As the use of a mobile phone is getting cheaper by the day, the amount of data being transferred through wireless with every call goes on increasing. Speech coding techniques have been used by commercial mobile service providers to create a flexible voicing structure to allow natural sounding speech to be transmitted over long distances and making the sound robust to the presence of acoustic background noise. After over three decades of research, the international standards adopted by the telecom industries uses a compression technology
(between 64 kbps to 2.4 kbps) to provide services while maintaining sound quality.
Prof. Preeti Rao of the Department of Electrical Engineering and her students have patented a new method that can further reduce the data bits to very low bit range (under 2 kbps) without compromising the speech quality. The current compression method uses a frame-based fixed parametric speech coder whereby either by managing the frame size, predicting the interframe correlation or encoding only selective frames together with interpolation techniques, desired compression rates are achieved. The proposed patented method uses a synergistic approach of prediction and encoding.
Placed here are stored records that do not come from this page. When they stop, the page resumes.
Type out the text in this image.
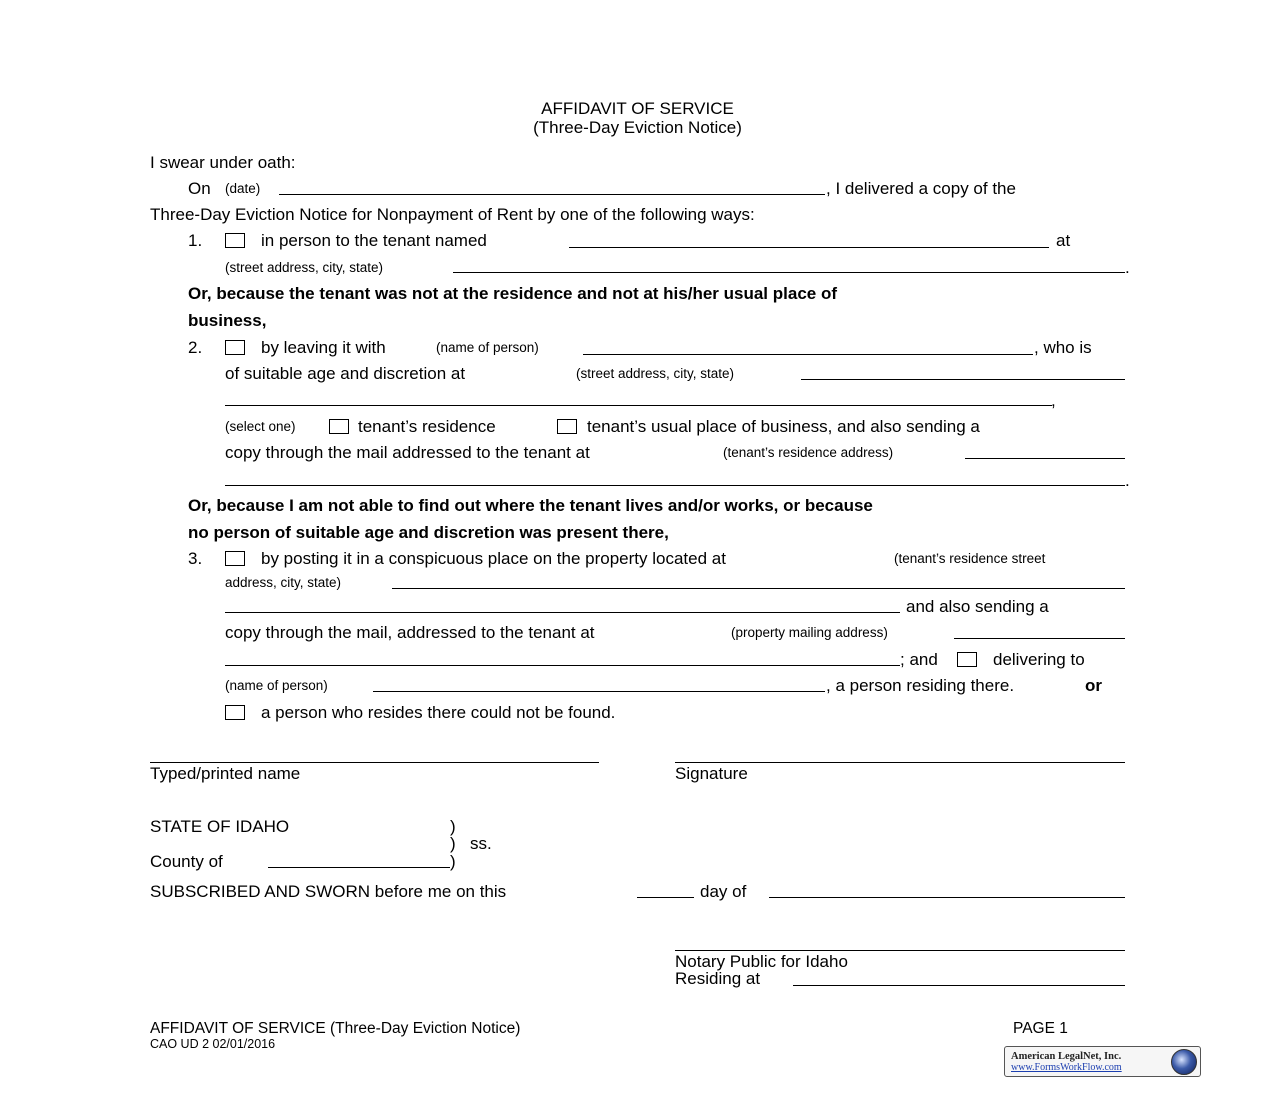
AFFIDAVIT OF SERVICE
(Three-Day Eviction Notice)
I swear under oath:
On (date)	, I delivered a copy of the
Three-Day Eviction Notice for Nonpayment of Rent by one of the following ways:
1.	in person to the tenant named	at
(street address, city, state)	.
Or, because the tenant was not at the residence and not at his/her usual place of
business,
2.	by leaving it with	(name of person)	, who is
of suitable age and discretion at	(street address, city, state)
,
(select one)	tenant’s residence	tenant’s usual place of business, and also sending a
copy through the mail addressed to the tenant at	(tenant’s residence address)
.
Or, because I am not able to find out where the tenant lives and/or works, or because
no person of suitable age and discretion was present there,
3.	by posting it in a conspicuous place on the property located at	(tenant’s residence street
address, city, state)
and also sending a
copy through the mail, addressed to the tenant at	(property mailing address)
; and	delivering to
(name of person)	, a person residing there.	or
a person who resides there could not be found.
Typed/printed name	Signature
STATE OF IDAHO	)
) ss.
County of	)
SUBSCRIBED AND SWORN before me on this	day of
Notary Public for Idaho
Residing at
AFFIDAVIT OF SERVICE (Three-Day Eviction Notice)	PAGE 1
CAO UD 2 02/01/2016
American LegalNet, Inc.
www.FormsWorkFlow.com
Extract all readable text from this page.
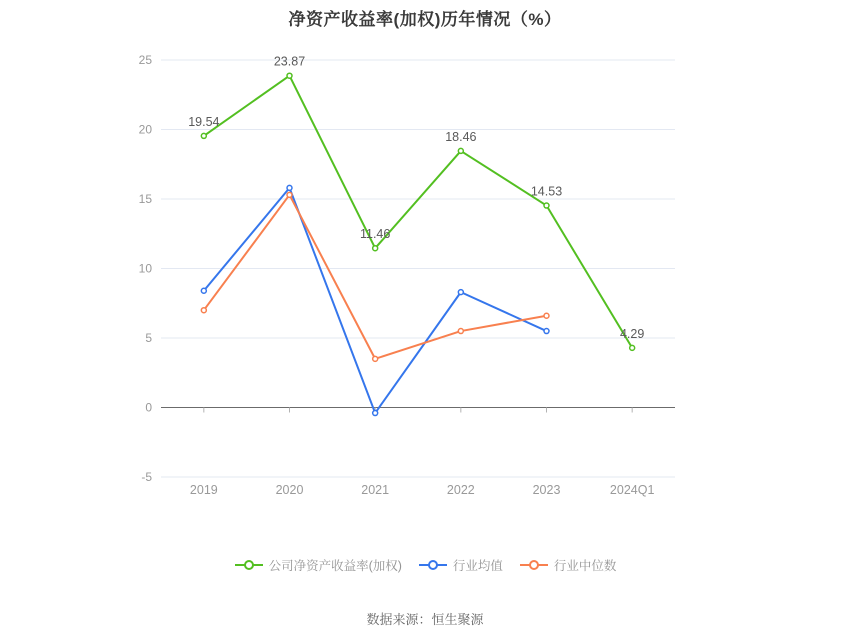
净资产收益率(加权)历年情况（%）
25
20
15
10
5
0
-5
2019	2020	2021	2022	2023	2024Q1
19.54
23.87
11.46
18.46
14.53
4.29
公司净资产收益率(加权)	行业均值	行业中位数
数据来源：恒生聚源
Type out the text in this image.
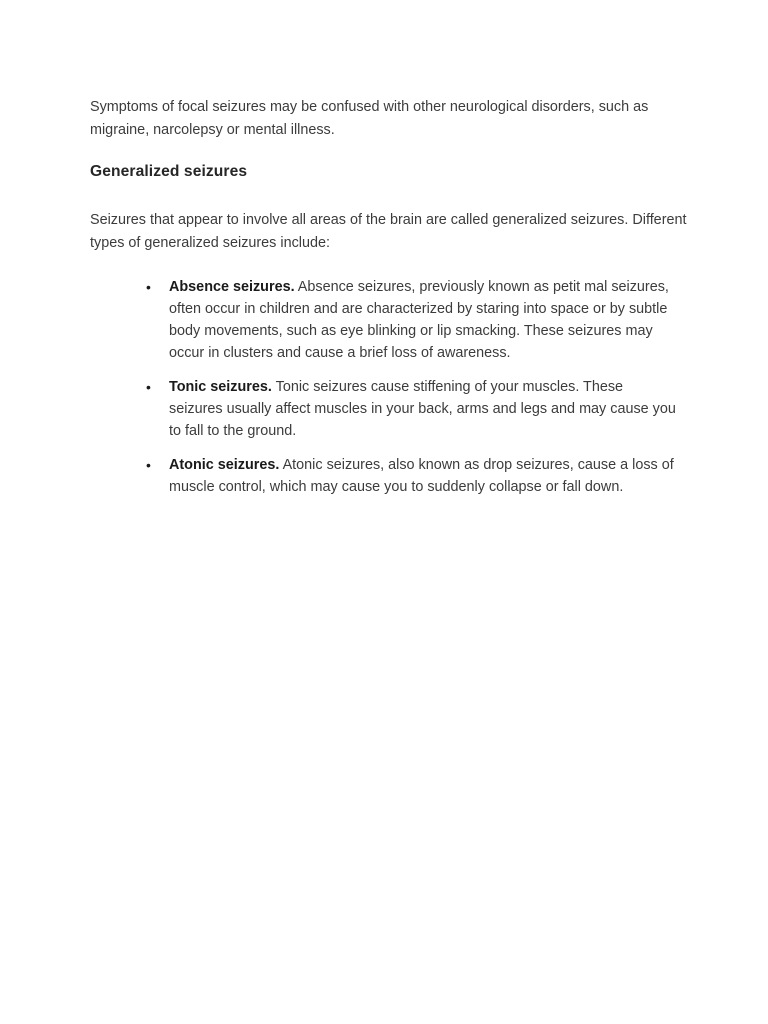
Symptoms of focal seizures may be confused with other neurological disorders, such as migraine, narcolepsy or mental illness.

Generalized seizures

Seizures that appear to involve all areas of the brain are called generalized seizures. Different types of generalized seizures include:

• Absence seizures. Absence seizures, previously known as petit mal seizures, often occur in children and are characterized by staring into space or by subtle body movements, such as eye blinking or lip smacking. These seizures may occur in clusters and cause a brief loss of awareness.
• Tonic seizures. Tonic seizures cause stiffening of your muscles. These seizures usually affect muscles in your back, arms and legs and may cause you to fall to the ground.
• Atonic seizures. Atonic seizures, also known as drop seizures, cause a loss of muscle control, which may cause you to suddenly collapse or fall down.
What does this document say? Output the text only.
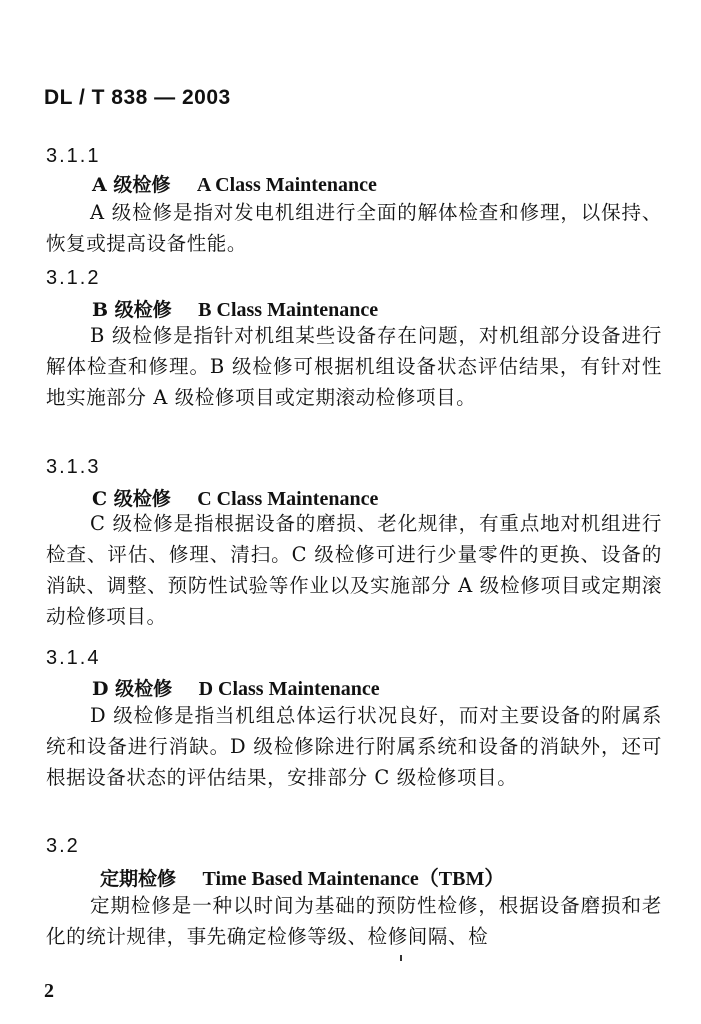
DL / T 838 — 2003
3.1.1
A 级检修 A Class Maintenance
A 级检修是指对发电机组进行全面的解体检查和修理，以保持、恢复或提高设备性能。
3.1.2
B 级检修 B Class Maintenance
B 级检修是指针对机组某些设备存在问题，对机组部分设备进行解体检查和修理。B 级检修可根据机组设备状态评估结果，有针对性地实施部分 A 级检修项目或定期滚动检修项目。
3.1.3
C 级检修 C Class Maintenance
C 级检修是指根据设备的磨损、老化规律，有重点地对机组进行检查、评估、修理、清扫。C 级检修可进行少量零件的更换、设备的消缺、调整、预防性试验等作业以及实施部分 A 级检修项目或定期滚动检修项目。
3.1.4
D 级检修 D Class Maintenance
D 级检修是指当机组总体运行状况良好，而对主要设备的附属系统和设备进行消缺。D 级检修除进行附属系统和设备的消缺外，还可根据设备状态的评估结果，安排部分 C 级检修项目。
3.2
定期检修 Time Based Maintenance（TBM）
定期检修是一种以时间为基础的预防性检修，根据设备磨损和老化的统计规律，事先确定检修等级、检修间隔、检
2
Their invention is able to provide a good "communication quality", fixed-rate speech compression method that is capable of being ported to an appropriate hardware platform to obtain an improved speech compression system while minimising losses in sound quality.
The benefits of this invention are many and the application in telecommunications is only limited by its user. This invention can be adopted by defense organisations as a standard for secure communication replacing previous systems that may be proprietary or outdated. Mobile service operators and telecommunication service providers can provide connectivity in rural India with minimum expenses as the invention can be reasonably easily implemented on the current hardware systems. With reduced bit rate, internet telephony can be used for long distance calls as the home broadband technologies in India start to match up with their western counterparts.